Hin und Her um Vorratsspeicherung von EU-Passagierdaten

Im EU-Ministerrat will man den Datenabgriff auf Bahn- und Schiffsverkehr ausweiten. Dem gegenüber stehen drei Beschwerden vor dem EuGH, aus Belgien, Deutschland und Österreich gegen die EU-Richtlinie insgesamt.

Von Erich Moechel

Die Evaluierung der EU-Richtlinie zur Vorratsspeicherung von Flugpassagierdaten (PNR) ist zwar erst für 2020 vorgesehen, im EU-Ministerrat wird aber schon ihre Ausweitung vorbereitet.

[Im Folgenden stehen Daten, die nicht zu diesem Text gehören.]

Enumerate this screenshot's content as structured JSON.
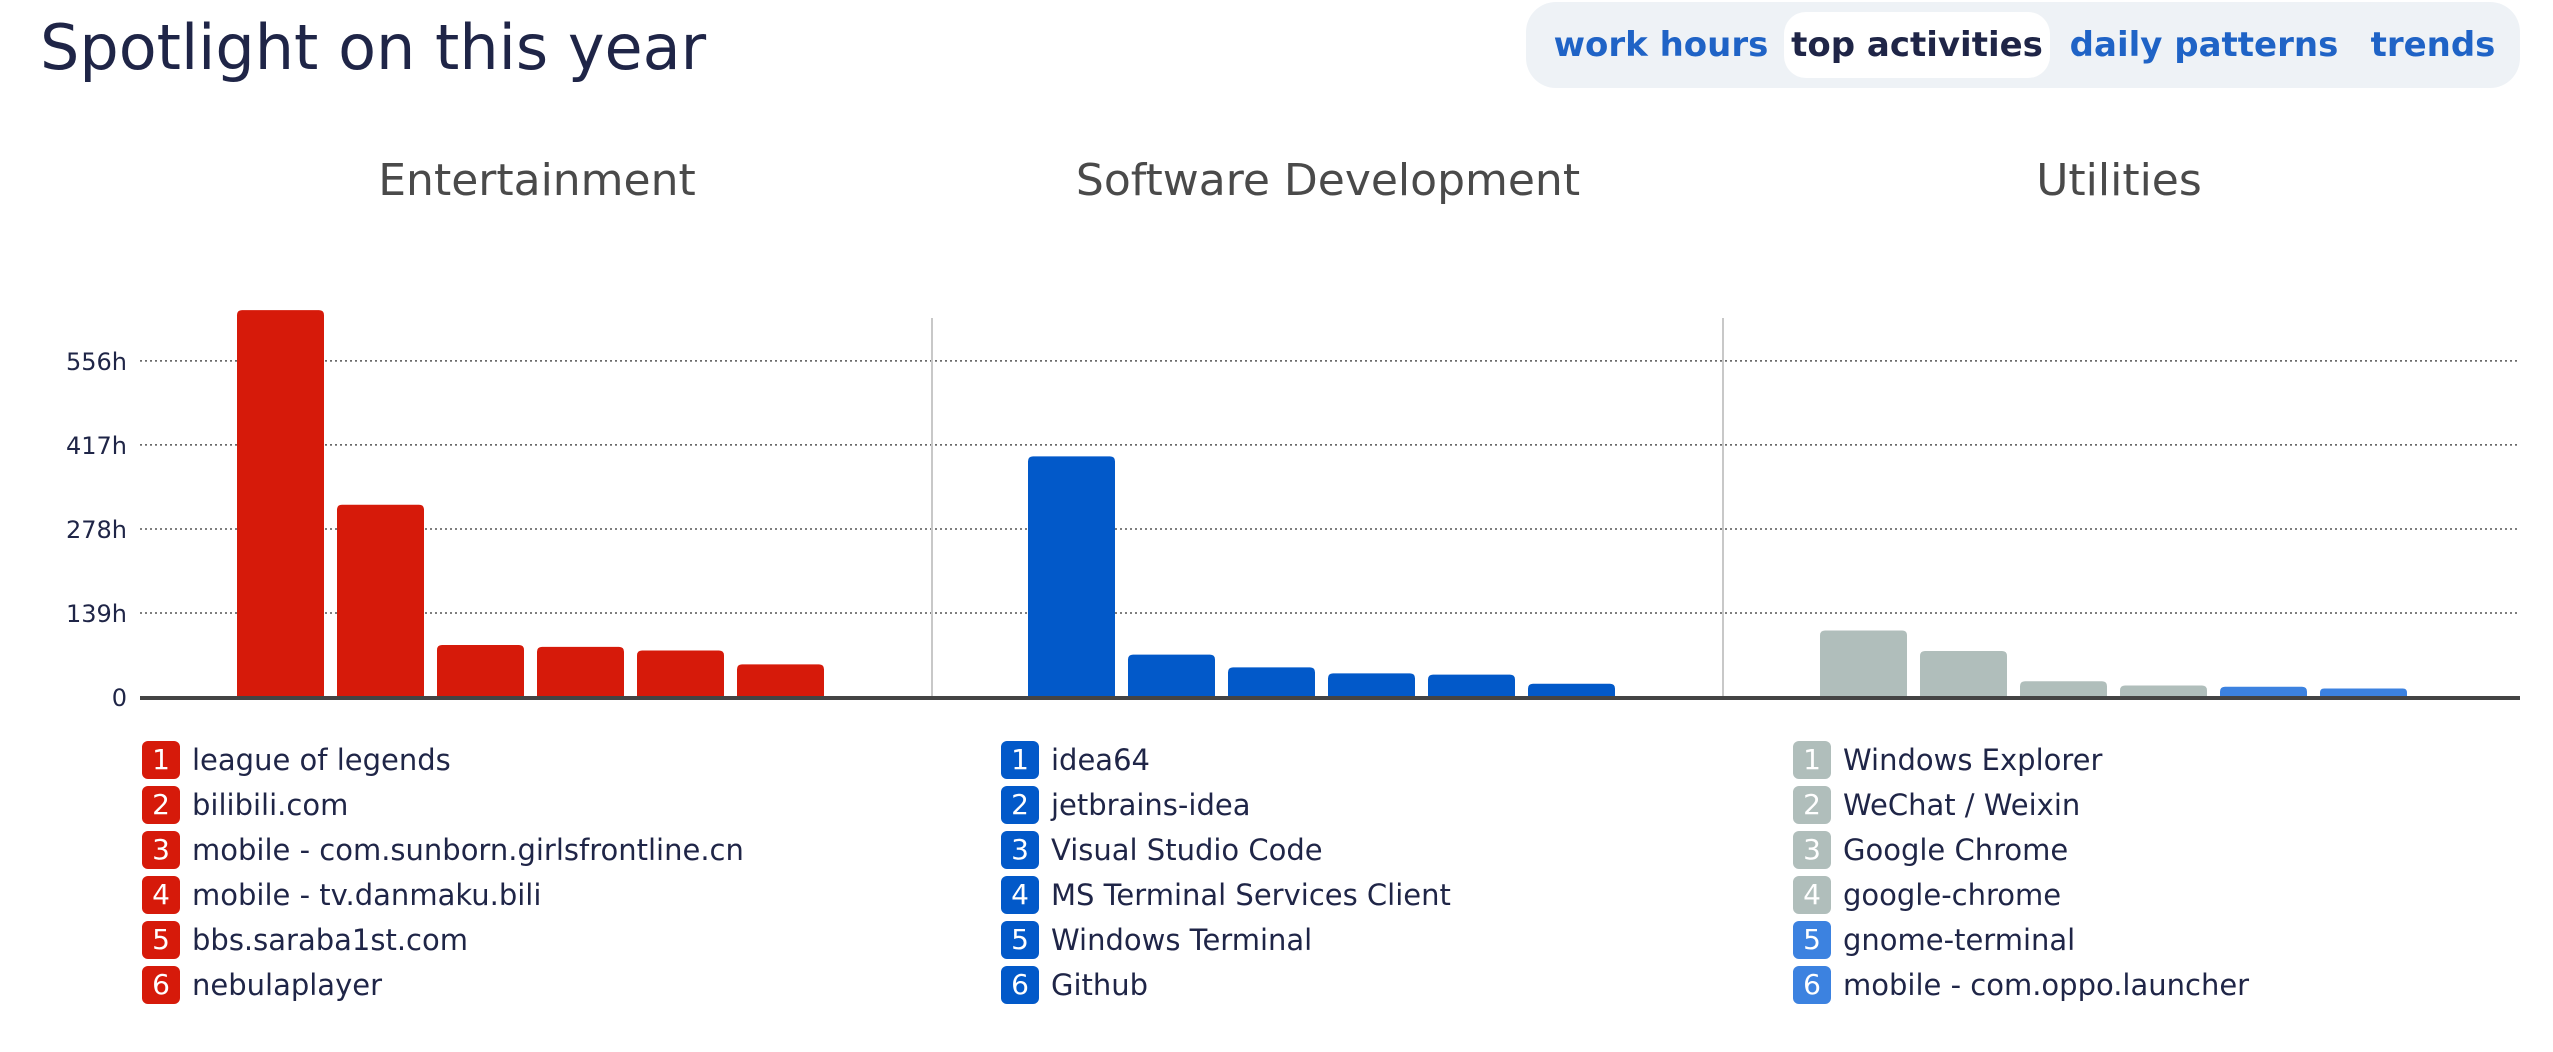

Zu den Daten aus dem Flugverkehr sollen künftig auch Zugreisen und der Fährverkehr erfasst werden. Wie aus internen Ratsdokumenten hervorgeht, ist ein Auftrag an die Kommission zu diesen Plänen bereits beschlossene Sache.

Zugleich sind zwei Klagen von Datenschützern gegen die bestehende Richtlinie in Österreich und Deutschland auf dem Weg durch die Instanzen zum EU-Gerichtshof (EuGH). Diese Klagen haben schon deshalb Chancen, weil die anlasslose, verpflichtende Dauerspeicherung von Passagierdaten nach dem Modell der vom EuGH 2014 annullierten Vorratsdatenspeicherung frappant ähnelt.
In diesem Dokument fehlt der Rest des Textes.